Dem Beschwerdeführer wurden am drei Straferkenntnisse des Bürgermeisters von S zugestellt, mit denen gegen ihn vier Bestrafungen nach dem Ausländerbeschäftigungsgesetz (Geldstrafen, einmal EUR 5.000,--, dreimal EUR 4.000,--) und zwei Bestrafungen nach dem ASVG (zwei Geldstrafen zu EUR 1.200,--) ausgesprochen worden waren. Der Beschwerdeführer behob diese Strafbescheide am bei der Post und beauftragte am Morgen des nächsten Tages Rechtsanwalt Mag. R F telefonisch mit der Einbringung der Berufung. Der Beschwerdeführer teilte dabei mit, dass er wegen der Beschäftigung von "Subunternehmern" eine Strafe erhalten habe; er sagte zu, die Strafbescheide per Telefax an den Rechtsanwalt zu übermitteln, damit dieser ein Rechtsmittel verfassen könne. Bei diesem Gespräch wurde nicht angesprochen, dass es sich um drei Straferkenntnisse handle. Der Beschwerdeführer beauftragte sodann seine Ehefrau, welche im Firmenbüro arbeitet, die Strafbescheide an die Rechtsanwaltskanzlei zu faxen. Diese übermittelte drei Telekopien, übersah jedoch, dass sie einen Strafbescheid zweimal ins Faxgerät gelegt hatte, einen anderen (das Straferkenntnis vom , Zl. 01/06/33647/2008/003, Übertretung nach dem ASVG) hingegen gar nicht. In einem Telefonat zwischen dem Beschwerdeführer und Mag. R F wurde sodann über den Inhalt der Berufungen gesprochen, wobei wiederum die einzelnen Strafbescheide nicht konkret angesprochen wurden. Der Vertreter erhob daher nur gegen zwei Strafbescheide Berufung, nicht aber gegen den Strafbescheid Zl. 01/06/33647/2008/003. Als der Beschwerdeführer wenige Wochen später eine schriftliche Mahnung erhielt, den offenen Strafbetrag einzuzahlen, erkundigte er sich bei der erstinstanzlichen Behörde. Dem Beschwerdeführer wurde mitgeteilt, dass gegen dieses Straferkenntnis keine Berufung eingelangt sei.

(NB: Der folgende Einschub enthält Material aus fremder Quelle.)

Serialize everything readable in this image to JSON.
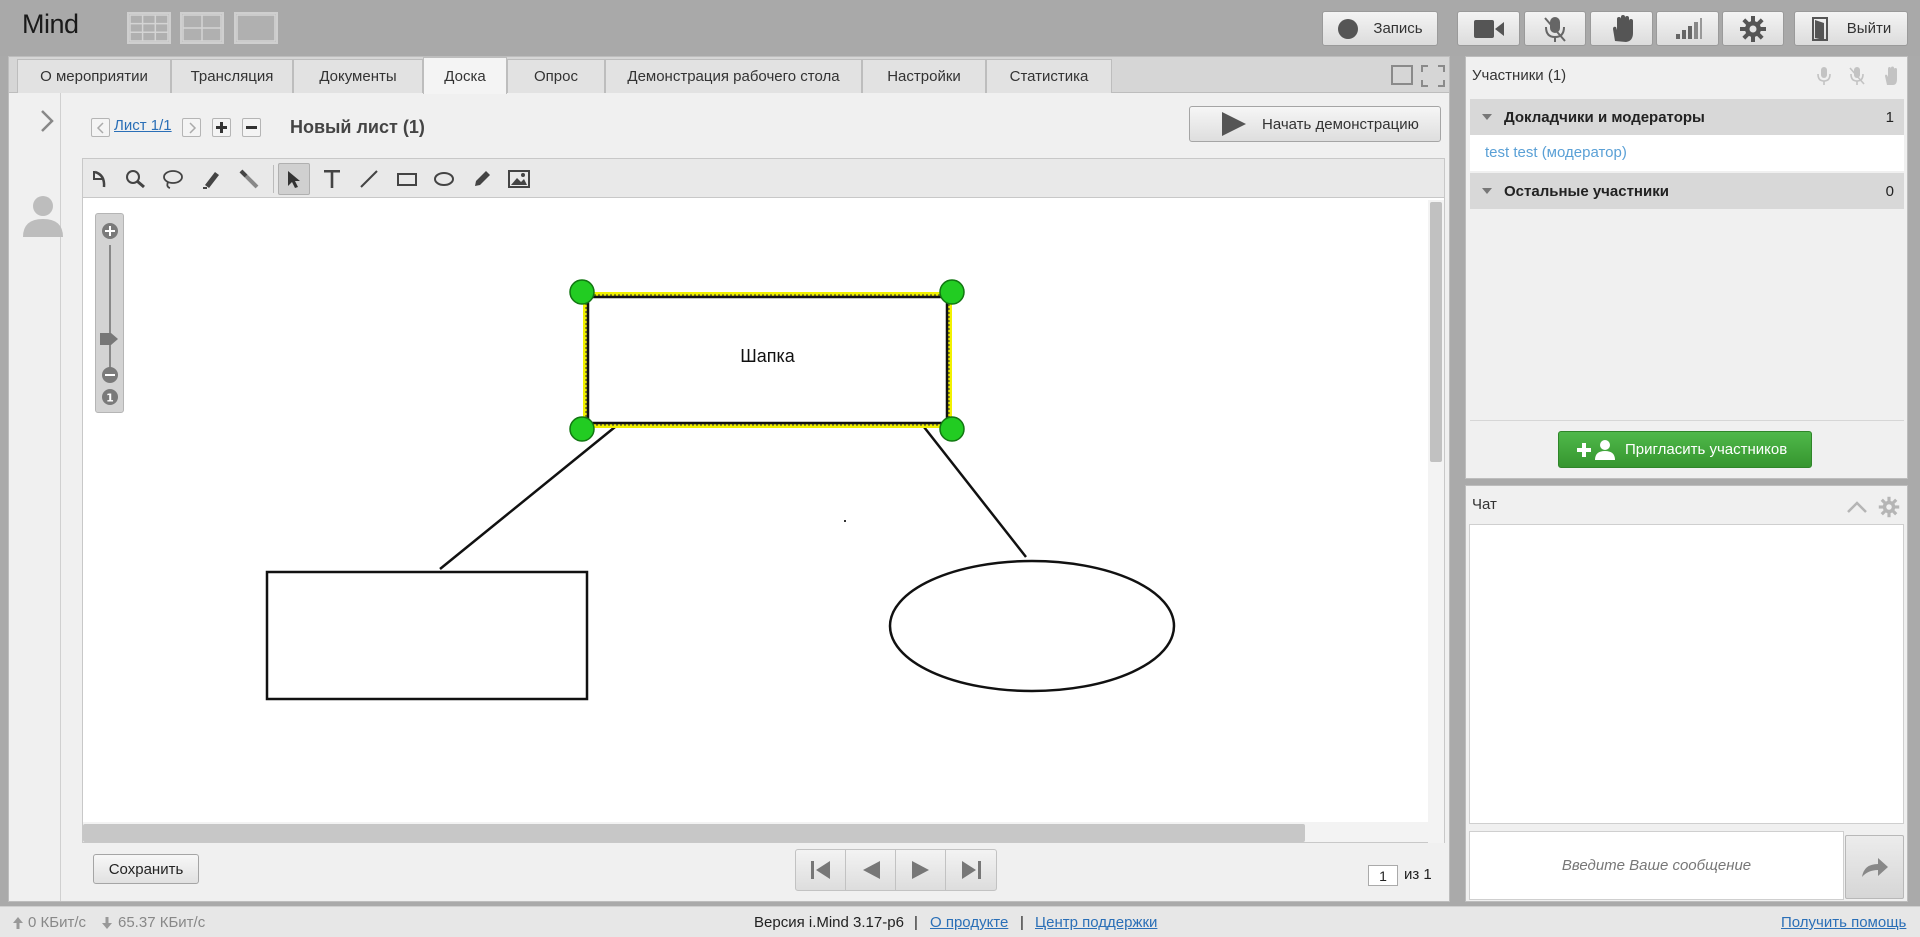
{
  "app": {
    "logo": "Mind"
  },
  "topbar": {
    "record_label": "Запись",
    "exit_label": "Выйти"
  },
  "tabs": [
    {
      "label": "О мероприятии"
    },
    {
      "label": "Трансляция"
    },
    {
      "label": "Документы"
    },
    {
      "label": "Доска",
      "active": true
    },
    {
      "label": "Опрос"
    },
    {
      "label": "Демонстрация рабочего стола"
    },
    {
      "label": "Настройки"
    },
    {
      "label": "Статистика"
    }
  ],
  "board": {
    "sheet_link": "Лист 1/1",
    "sheet_title": "Новый лист (1)",
    "start_demo_label": "Начать демонстрацию",
    "shape_text": "Шапка",
    "save_label": "Сохранить",
    "page_current": "1",
    "page_of": "из 1"
  },
  "participants": {
    "title": "Участники (1)",
    "group1": {
      "label": "Докладчики и модераторы",
      "count": "1"
    },
    "member": "test test (модератор)",
    "group2": {
      "label": "Остальные участники",
      "count": "0"
    },
    "invite_label": "Пригласить участников"
  },
  "chat": {
    "title": "Чат",
    "placeholder": "Введите Ваше сообщение"
  },
  "status": {
    "upload": "0 КБит/с",
    "download": "65.37 КБит/с",
    "version": "Версия i.Mind 3.17-p6",
    "sep1": "|",
    "about_link": "О продукте",
    "sep2": "|",
    "support_link": "Центр поддержки",
    "help_link": "Получить помощь"
  },
  "colors": {
    "selection_handle": "#22cc22",
    "selection_outline": "#f2f200",
    "invite_green": "#3ea637",
    "link_blue": "#2a6fb7"
  }
}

Am beantragte der Beschwerdeführer die Wiedereinsetzung in den vorigen Stand gegen die Versäumung der Berufungsfrist und erhob gleichzeitig Berufung.

Mit dem erstangefochtenen Bescheid wurde die Berufung des Beschwerdeführers gegen den Bescheid des Bürgermeisters von S vom , Zl. "01/06/33647/2008/007" (gemeint wohl: 01/06/33647/2008/003), als verspätet zurückgewiesen. Das erstinstanzliche Straferkenntnis sei am durch Hinterlegung zugestellt, die Berufung aber erst am eingebracht worden. Der gemeinsam mit der Berufung erhobene Antrag auf Wiedereinsetzung in den vorigen Stand sei als unbegründet abgewiesen worden.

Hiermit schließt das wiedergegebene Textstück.